I am trying to understand how to read grid_scores_
and ranking_
values in RFECV . Here is the main example from the documentation:
from sklearn.datasets import make_friedman1
from sklearn.feature_selection import RFECV
from sklearn.svm import SVR
X, y = make_friedman1(n_samples=50, n_features=10, random_state=0)
estimator = SVR(kernel="linear")
selector = RFECV(estimator, step=1, cv=5)
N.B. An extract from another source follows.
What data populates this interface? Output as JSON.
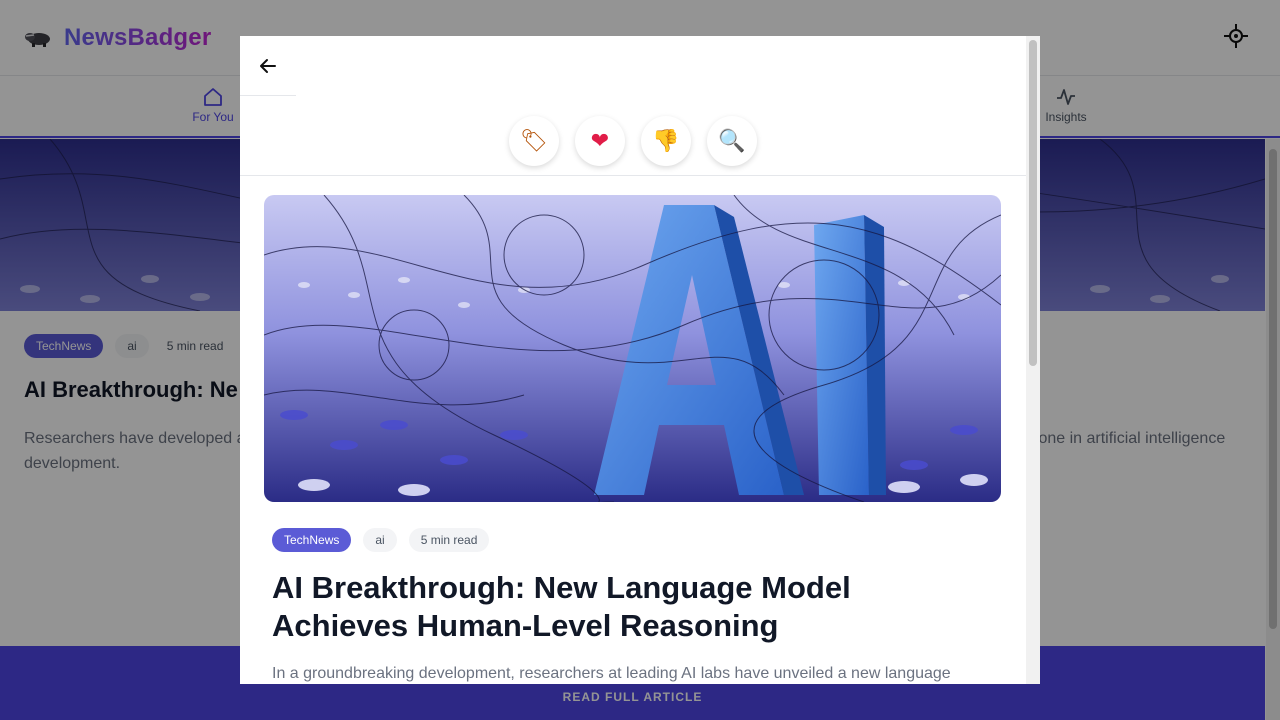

selector = selector.fit(X, y)
selector.support_
array([ True, True, True, True, True,
False, False, False, False, False], dtype=bool)
selector.ranking_
array([1, 1, 1, 1, 1, 6, 4, 3, 2, 5])
How am I supposed to read ranking_
and grid_scores_
? Is the lower the ranking value the better? (or viceversa?). The reason why ask this is because I have noticed that the features with the highest ranking value, have typically the highest scores in grid_scores_
.
However, if something has a ranking = 1
shouldn't that mean that it was ranked as the best of the group? . This is also what the documentation says :
" Selected (ie, estimated best) features are assigned rank 1 "
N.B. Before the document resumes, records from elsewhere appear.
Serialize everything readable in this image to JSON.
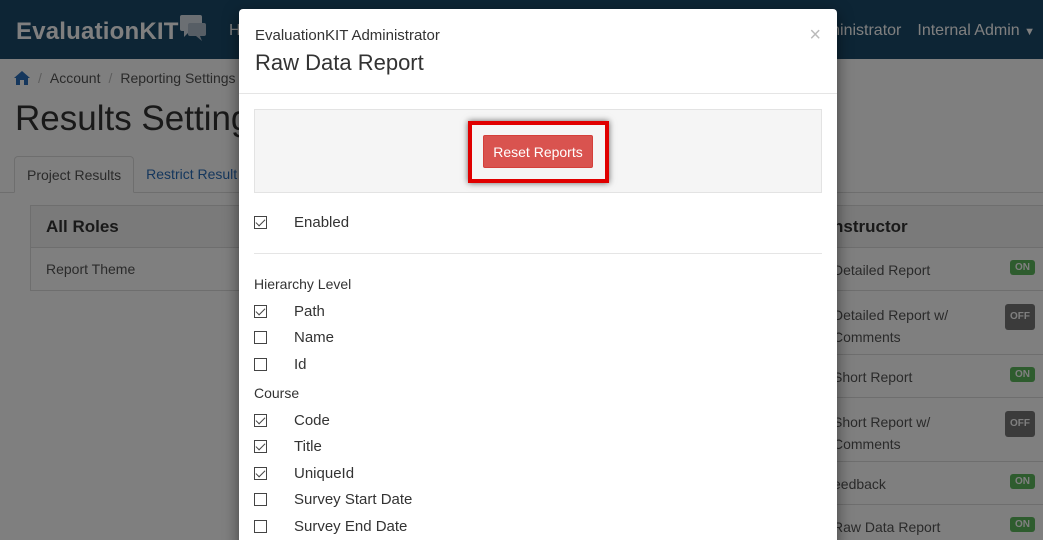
{
  "app": {
    "brand": "EvaluationKIT",
    "nav_partial": "H",
    "nav_right": [
      "ministrator",
      "Internal Admin"
    ]
  },
  "breadcrumb": [
    "Account",
    "Reporting Settings"
  ],
  "page": {
    "title": "Results Settings",
    "tabs": [
      "Project Results",
      "Restrict Result"
    ]
  },
  "left_panel": {
    "title": "All Roles",
    "rows": [
      "Report Theme"
    ]
  },
  "right_panel": {
    "title": "nstructor",
    "rows": [
      {
        "label": "Detailed Report",
        "status": "ON"
      },
      {
        "label": "Detailed Report w/",
        "label2": "Comments",
        "status": "OFF"
      },
      {
        "label": "Short Report",
        "status": "ON"
      },
      {
        "label": "Short Report w/",
        "label2": "Comments",
        "status": "OFF"
      },
      {
        "label": "eedback",
        "status": "ON"
      },
      {
        "label": "Raw Data Report",
        "status": "ON"
      }
    ]
  },
  "modal": {
    "subtitle": "EvaluationKIT Administrator",
    "title": "Raw Data Report",
    "close": "×",
    "reset_button": "Reset Reports",
    "enabled": {
      "label": "Enabled",
      "checked": true
    },
    "hierarchy": {
      "label": "Hierarchy Level",
      "options": [
        {
          "label": "Path",
          "checked": true
        },
        {
          "label": "Name",
          "checked": false
        },
        {
          "label": "Id",
          "checked": false
        }
      ]
    },
    "course": {
      "label": "Course",
      "options": [
        {
          "label": "Code",
          "checked": true
        },
        {
          "label": "Title",
          "checked": true
        },
        {
          "label": "UniqueId",
          "checked": true
        },
        {
          "label": "Survey Start Date",
          "checked": false
        },
        {
          "label": "Survey End Date",
          "checked": false
        }
      ]
    }
  },
  "colors": {
    "navbar": "#1b4a6b",
    "danger": "#d9534f",
    "highlight": "#e00000",
    "on": "#5cb85c",
    "off": "#777777"
  }
}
But now let's look at the following example using some real data:
> rfecv.grid_scores_[np.nonzero(rfecv.ranking_ == 1)[0]]
0.0
while the feature with the highest ranking value has the highest * score *.
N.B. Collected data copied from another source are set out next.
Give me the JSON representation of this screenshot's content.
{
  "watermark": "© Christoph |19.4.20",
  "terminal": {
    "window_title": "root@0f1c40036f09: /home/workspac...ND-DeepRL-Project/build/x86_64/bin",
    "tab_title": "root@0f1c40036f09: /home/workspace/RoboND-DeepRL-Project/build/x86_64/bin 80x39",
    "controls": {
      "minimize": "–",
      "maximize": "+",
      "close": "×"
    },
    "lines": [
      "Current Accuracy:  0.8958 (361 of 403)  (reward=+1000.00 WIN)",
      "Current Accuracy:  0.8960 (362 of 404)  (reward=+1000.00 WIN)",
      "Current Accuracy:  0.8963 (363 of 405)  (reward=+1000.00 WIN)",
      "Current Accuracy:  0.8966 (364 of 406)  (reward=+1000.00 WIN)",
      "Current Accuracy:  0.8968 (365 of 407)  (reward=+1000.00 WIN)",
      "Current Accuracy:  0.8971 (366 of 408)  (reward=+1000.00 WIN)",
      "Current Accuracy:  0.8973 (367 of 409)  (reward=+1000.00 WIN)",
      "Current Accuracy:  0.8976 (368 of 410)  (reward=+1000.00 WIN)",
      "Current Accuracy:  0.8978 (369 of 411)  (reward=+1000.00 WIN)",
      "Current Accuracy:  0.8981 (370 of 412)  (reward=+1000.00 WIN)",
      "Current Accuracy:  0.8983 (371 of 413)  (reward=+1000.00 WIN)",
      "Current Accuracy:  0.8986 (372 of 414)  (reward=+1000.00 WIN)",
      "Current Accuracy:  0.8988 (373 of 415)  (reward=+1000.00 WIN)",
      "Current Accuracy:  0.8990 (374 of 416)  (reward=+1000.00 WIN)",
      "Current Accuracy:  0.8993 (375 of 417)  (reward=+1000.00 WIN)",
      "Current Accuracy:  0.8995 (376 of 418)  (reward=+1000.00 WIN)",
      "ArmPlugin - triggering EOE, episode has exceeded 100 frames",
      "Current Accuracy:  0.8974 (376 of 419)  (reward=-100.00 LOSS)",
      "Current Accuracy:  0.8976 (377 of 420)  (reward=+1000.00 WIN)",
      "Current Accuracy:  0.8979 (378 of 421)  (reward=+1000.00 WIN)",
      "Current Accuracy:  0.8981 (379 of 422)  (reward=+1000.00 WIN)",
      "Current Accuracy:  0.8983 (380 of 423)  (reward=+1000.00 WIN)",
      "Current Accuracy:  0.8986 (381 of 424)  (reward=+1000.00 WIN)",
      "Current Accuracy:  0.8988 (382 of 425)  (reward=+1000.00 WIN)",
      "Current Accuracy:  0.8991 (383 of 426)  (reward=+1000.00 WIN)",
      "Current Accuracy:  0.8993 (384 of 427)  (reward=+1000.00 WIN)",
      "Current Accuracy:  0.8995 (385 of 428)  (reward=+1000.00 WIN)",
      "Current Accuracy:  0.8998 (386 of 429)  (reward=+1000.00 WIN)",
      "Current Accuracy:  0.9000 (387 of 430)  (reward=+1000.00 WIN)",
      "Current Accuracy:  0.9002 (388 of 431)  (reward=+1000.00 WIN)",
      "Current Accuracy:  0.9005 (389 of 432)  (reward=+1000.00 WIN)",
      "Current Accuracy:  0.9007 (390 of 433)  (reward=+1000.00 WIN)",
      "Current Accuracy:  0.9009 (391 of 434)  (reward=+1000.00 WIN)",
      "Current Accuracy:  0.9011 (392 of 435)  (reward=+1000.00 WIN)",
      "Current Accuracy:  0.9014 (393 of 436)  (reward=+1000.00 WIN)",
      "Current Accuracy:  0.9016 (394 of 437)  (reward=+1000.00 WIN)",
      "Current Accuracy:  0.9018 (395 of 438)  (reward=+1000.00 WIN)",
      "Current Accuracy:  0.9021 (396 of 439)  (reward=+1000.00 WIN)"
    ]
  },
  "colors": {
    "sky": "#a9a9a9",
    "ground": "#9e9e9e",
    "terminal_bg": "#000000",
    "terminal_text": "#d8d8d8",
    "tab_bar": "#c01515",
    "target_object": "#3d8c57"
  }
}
> rfecv.grid_scores_[np.argmax(rfecv.ranking_ )]
0.997
Note that in the example above, the features with ranking=1 have the lowest score
On this matter, in this figure in the documentation, the y
axis reads "number of misclassifications"
, but it is plotting grid_scores_
which used 'accuracy'
(?) as a scoring function. Shouldn't the y
label read accuracy
? ( the higher the better ) instead of "number of misclassifications"
( the lower the better )
You are correct in that a low ranking value indicates a good feature and that a high cross-validation score in the grid_scores_
attribute is also good, however you are misinterpreting what the values in grid_scores_
mean. From the RFECV documentation
grid_scores_
array of shape [n_subsets_of_features]
The cross-validation scores such that grid_scores_[i] corresponds to the CV score of the i-th subset of features.
Thus the grid_scores_
values don't correspond to a particular feature, they are the cross-validation error metrics for subsets of features. In the example the subset with 5 features turns out to be the most informative set because the 5th value in grid_scores_
(the CV value for the SVR model incorporating the 5 most highly ranked features) is the largest.
You should also note that since the scoring metric is not explicitly specified, the scorer used is the default for SVR, which is R^2, not accuracy (which is only meaningful for classifiers).